RichardB wrote:between March 2008 and February 2009 a staggering 1.1 MILLION birds were shot, netted, or caught on limesticks in Cyprus.'
Well thats only about 1.2 per head of population
The way people are going on you'd think the problem was rife
Most contributors to this forum will live in societies which are perfectly capable of producing enough food for their populations. Cyprus is one of those societies. No one is starving, and the supermarket shelves are overflowing, so there seems little need to kill birds on this scale. The hidden cost to the environment is probably huge, and not necessarily in Cyprus, as many of the birds caught will be migratory. Some would have eaten
x numbers of insects per day, insects which might be consuming our agricultural produce or those that cause disease.

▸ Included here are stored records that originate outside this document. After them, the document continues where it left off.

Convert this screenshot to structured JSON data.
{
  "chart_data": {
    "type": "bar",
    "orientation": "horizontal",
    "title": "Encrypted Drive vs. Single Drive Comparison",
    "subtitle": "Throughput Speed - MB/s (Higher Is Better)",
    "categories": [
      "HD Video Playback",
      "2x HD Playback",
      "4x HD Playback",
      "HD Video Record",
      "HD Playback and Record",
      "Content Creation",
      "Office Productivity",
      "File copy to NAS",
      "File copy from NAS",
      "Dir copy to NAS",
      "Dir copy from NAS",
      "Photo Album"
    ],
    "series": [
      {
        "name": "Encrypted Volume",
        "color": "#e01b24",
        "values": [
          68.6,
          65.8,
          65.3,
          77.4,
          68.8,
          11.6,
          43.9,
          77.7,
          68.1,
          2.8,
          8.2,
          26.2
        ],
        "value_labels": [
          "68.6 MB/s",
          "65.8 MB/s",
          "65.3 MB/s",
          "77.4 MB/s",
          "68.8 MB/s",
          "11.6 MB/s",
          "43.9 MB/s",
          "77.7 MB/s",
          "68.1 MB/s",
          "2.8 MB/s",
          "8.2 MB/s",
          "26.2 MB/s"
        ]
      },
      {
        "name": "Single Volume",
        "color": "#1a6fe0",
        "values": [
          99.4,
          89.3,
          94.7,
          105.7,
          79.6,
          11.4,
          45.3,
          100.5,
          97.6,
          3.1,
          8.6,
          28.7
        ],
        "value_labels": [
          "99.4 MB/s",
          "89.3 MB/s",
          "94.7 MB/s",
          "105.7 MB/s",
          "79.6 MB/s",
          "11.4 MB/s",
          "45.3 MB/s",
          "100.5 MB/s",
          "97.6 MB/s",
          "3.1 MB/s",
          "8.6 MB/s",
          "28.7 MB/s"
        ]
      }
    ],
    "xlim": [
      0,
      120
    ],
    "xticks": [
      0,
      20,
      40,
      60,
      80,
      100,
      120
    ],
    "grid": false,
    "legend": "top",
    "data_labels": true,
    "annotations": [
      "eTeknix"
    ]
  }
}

There are lessons to be learnt from similar interference with the natural ecosystem. In 1958 in China, Chairman Mao ordered a massive 3-day campaign to exterminate sparrows, which were thought harmful because they ate the peasant's grain. Numerous other birds were killed in the process and
the following year a plague of locusts became a problem. This is admittedly an extreme example, but provides a warning nonetheless.
http://timelines.ws/countries/CHINA_1925_1994.HTML
So, the Cypriot unnecessary mass-killing of birds, just for sport (birds glued to sticks - sport?) or tradition, doesn't make sense to me.